If that sounds like fancy incense for hippies and children, perhaps in a way that seems frankly un-doable for someone as practical and important and immortal as yourself, then go face death.Go get cancer. Or, go get crushed by a horse Or, go get hit by a van. Or, go get separated from everything you ever loved forever.

The part in bold is the part that relates to Viktor Frankl.

I've been in the 12-step AA program for over 5 years now and it has helped me immensely in finding meaning. The whole idea of ‘not regretting the past nor wishing to shut the door on it' ties in nicely with Viktor Frankl's philosophy.

I shan't give a synopsis of the book. Amazon does that nicely. What I will do is illustrate the parts that jumped out at me.

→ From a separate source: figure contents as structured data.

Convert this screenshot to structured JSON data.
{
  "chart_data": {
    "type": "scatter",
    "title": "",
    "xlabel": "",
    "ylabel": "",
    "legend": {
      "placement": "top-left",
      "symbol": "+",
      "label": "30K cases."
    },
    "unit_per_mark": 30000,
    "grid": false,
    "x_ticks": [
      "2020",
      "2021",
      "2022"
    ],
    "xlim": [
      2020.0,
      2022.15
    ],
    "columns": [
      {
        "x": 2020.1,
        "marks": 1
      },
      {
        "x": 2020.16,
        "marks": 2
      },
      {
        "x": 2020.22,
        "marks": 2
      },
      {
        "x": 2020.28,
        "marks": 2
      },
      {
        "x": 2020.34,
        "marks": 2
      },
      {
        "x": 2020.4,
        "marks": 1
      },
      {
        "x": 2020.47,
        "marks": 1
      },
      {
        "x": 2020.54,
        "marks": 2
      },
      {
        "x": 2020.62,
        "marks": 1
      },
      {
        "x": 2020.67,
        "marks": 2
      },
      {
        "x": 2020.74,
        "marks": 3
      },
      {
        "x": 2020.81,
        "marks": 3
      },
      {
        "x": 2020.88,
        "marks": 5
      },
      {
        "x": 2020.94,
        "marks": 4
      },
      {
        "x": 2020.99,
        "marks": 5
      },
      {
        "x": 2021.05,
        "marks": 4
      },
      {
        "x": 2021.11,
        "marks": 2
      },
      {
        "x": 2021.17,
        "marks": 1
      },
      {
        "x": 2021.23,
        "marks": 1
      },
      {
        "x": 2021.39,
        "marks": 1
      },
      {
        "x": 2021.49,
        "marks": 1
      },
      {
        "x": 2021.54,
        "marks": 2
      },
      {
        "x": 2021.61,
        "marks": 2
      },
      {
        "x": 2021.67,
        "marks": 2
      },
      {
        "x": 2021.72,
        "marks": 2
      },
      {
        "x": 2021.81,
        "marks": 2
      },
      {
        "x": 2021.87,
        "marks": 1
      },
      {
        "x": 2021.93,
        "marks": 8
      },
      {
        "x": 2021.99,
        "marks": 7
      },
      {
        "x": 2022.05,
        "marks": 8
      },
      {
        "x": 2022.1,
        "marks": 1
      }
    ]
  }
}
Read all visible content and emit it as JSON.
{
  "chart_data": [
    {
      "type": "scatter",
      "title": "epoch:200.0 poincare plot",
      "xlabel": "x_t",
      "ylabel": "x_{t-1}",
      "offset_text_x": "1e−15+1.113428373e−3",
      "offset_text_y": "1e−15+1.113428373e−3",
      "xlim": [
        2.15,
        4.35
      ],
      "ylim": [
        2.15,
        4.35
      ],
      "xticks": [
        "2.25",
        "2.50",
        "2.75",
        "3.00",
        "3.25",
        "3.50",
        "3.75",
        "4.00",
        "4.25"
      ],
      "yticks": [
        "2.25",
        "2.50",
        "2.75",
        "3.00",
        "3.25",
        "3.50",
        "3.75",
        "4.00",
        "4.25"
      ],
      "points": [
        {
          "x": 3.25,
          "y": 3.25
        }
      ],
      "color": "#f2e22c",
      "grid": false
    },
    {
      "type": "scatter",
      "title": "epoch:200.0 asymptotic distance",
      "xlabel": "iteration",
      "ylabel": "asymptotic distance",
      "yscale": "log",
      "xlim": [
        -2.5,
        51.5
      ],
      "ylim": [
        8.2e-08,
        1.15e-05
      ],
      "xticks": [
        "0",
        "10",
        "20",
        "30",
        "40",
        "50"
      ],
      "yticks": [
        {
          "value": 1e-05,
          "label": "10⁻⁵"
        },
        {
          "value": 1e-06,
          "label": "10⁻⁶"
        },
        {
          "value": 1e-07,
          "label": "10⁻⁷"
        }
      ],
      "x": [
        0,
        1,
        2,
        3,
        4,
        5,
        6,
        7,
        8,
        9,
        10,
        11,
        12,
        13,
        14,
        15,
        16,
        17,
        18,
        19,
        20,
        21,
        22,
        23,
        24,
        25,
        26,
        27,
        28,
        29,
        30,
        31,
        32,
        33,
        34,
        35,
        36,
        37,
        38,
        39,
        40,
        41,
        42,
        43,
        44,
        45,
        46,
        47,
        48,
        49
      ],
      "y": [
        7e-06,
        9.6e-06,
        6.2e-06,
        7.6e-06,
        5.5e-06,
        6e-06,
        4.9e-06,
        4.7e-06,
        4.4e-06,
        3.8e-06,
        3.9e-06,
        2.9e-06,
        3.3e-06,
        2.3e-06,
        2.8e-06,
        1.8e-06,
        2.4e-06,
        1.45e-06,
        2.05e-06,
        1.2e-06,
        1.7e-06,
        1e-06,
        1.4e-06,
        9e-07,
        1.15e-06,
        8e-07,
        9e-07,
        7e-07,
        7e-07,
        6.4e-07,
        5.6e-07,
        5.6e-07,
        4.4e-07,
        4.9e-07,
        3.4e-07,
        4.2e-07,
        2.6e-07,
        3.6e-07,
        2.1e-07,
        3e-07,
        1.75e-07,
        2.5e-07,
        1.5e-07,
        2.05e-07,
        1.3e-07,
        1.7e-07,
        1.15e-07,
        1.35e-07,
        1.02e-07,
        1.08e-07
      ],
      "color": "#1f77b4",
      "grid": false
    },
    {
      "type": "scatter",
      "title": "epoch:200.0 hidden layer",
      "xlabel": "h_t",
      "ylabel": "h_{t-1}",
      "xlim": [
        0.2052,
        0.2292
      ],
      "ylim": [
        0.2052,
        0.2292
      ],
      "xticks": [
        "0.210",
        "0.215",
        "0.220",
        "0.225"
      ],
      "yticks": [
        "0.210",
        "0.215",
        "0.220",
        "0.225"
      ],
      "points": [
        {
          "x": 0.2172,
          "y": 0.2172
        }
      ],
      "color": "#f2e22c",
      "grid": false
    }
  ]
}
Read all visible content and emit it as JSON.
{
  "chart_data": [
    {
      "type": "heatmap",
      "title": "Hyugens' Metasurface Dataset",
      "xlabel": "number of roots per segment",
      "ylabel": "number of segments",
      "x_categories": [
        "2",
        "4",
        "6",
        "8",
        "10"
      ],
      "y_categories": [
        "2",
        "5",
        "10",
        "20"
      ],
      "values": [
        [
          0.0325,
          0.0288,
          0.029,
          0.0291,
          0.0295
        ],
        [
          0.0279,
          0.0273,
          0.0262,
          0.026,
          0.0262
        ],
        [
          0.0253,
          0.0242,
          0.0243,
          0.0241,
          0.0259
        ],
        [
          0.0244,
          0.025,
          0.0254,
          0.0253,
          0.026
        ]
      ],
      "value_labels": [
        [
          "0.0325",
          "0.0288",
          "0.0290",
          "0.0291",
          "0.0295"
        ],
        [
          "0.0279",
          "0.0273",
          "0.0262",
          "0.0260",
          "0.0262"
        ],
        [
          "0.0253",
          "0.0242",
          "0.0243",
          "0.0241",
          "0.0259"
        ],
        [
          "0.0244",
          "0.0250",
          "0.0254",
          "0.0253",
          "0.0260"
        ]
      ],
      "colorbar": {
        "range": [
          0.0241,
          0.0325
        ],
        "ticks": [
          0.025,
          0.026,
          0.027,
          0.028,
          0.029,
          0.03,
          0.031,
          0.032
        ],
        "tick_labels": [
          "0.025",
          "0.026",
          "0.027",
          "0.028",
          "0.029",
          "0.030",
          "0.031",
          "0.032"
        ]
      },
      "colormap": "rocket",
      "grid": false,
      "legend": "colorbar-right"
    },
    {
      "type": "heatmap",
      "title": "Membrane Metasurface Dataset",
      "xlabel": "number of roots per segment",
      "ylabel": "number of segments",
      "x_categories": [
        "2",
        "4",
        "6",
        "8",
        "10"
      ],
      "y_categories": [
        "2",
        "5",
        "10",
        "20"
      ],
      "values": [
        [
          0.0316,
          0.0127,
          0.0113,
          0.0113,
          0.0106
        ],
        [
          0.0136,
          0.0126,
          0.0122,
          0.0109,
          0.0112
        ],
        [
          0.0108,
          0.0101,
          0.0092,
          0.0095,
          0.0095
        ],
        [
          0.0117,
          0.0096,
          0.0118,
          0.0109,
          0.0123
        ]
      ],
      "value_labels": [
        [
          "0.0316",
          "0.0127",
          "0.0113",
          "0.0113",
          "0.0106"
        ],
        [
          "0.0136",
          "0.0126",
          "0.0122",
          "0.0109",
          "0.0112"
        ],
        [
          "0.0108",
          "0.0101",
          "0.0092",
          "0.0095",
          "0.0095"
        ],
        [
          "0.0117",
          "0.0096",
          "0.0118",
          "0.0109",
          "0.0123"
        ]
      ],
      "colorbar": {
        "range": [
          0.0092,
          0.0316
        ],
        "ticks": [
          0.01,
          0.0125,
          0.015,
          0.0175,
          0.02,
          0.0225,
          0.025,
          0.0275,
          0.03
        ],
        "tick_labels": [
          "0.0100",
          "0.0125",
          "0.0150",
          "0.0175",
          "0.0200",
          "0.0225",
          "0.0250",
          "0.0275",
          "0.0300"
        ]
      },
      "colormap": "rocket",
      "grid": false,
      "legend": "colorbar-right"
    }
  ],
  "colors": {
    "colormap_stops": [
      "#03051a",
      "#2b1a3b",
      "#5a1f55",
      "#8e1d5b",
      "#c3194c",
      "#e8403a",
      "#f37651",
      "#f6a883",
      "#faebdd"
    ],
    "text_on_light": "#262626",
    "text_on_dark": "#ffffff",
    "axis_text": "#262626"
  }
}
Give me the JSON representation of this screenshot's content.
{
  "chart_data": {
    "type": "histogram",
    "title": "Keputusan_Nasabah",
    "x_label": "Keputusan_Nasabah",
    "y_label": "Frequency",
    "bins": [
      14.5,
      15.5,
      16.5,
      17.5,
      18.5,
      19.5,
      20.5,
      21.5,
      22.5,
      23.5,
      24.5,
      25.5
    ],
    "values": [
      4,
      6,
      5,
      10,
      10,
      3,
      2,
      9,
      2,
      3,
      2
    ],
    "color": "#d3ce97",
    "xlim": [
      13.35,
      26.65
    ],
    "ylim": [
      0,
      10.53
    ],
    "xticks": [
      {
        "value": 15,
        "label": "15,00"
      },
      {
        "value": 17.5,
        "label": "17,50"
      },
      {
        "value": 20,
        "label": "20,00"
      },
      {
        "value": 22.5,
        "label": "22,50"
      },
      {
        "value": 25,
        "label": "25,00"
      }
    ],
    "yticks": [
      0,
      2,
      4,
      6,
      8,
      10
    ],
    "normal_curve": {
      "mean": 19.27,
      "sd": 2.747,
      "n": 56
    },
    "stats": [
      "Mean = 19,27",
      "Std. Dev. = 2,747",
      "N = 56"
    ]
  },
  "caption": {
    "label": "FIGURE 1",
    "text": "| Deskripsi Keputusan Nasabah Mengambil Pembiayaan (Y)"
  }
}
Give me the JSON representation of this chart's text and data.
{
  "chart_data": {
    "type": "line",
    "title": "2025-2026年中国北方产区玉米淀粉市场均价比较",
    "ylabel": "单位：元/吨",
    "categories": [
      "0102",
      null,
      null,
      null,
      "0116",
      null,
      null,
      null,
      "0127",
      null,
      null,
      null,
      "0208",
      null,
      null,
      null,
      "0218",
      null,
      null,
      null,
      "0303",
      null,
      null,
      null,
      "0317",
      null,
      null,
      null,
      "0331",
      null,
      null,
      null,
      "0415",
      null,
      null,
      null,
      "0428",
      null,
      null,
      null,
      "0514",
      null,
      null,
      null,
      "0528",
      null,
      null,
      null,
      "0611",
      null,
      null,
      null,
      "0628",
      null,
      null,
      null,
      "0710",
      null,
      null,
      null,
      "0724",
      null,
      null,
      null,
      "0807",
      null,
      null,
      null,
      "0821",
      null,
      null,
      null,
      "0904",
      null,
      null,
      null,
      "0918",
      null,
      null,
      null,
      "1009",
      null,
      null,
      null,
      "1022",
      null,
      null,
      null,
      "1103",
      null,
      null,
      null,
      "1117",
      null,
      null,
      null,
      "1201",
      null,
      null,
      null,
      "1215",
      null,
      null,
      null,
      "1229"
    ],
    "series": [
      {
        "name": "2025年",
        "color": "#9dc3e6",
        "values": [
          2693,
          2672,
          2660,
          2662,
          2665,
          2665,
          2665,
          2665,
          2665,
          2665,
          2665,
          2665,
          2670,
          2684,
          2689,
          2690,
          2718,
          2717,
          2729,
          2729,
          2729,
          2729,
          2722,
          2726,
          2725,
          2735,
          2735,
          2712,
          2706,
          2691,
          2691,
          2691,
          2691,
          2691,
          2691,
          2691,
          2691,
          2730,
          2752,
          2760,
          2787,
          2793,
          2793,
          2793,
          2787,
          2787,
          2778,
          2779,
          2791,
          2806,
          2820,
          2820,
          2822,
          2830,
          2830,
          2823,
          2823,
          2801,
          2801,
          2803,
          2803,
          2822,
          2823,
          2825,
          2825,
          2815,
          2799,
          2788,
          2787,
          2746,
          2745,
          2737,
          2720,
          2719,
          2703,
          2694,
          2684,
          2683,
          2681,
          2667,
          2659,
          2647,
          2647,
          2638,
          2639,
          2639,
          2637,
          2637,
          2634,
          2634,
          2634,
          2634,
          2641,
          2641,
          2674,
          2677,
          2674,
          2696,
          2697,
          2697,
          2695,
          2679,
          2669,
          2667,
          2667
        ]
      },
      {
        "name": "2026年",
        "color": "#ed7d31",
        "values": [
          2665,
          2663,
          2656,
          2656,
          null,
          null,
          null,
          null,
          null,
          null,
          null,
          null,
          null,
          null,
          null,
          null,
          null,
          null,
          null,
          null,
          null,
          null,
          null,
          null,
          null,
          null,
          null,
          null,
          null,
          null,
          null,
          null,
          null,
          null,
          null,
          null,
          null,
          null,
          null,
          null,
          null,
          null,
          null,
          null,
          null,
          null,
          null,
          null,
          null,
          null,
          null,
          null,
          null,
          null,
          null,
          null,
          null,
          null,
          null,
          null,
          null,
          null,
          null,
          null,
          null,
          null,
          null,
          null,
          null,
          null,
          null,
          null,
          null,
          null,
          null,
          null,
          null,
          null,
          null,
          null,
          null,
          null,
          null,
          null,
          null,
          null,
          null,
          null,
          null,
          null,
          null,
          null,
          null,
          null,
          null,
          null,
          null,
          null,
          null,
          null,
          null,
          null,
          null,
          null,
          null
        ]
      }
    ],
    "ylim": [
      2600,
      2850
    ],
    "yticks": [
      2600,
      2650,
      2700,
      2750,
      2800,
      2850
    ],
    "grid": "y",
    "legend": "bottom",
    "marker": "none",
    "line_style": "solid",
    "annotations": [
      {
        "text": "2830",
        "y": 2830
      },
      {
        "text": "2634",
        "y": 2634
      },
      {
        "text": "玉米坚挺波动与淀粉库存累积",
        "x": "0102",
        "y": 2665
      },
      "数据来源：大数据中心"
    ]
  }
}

Firstly, it's okay not to be happy. There is huge potential for growth in suffering. This I have learned for myself, but to have it set down on paper with such great examples is very helpful to me.

Next, the true meaning of one's life may not be truly discernible until one reaches the end of one's life. People can actually change; this I know to be true through AA. The example he gives is of a doctor who was monstrous during the holocaust, but about whom he heard tales of goodness years later.

More may come back to me and I really shouldn't be attempting to write this in the few minutes that I have, but I know that if I don't write it now, it may not get written at all!

The first half of the book as about Frankl's time in concentration camps. The second half covers his philosophy of logotherapy (meaning therapy), which he had started to formulate before being arrested and deported to the camps. He actually refused to emigrate to the safety of the USA, knowing full well that he would end up in a concentration camp, because he felt it was his duty to remain with his family. His expectant wife, brother and both parents did not survive the camps. Imagine finding meaning after that? But he does.

If 42 no longer suffices for you as an answer, try this book. It could help!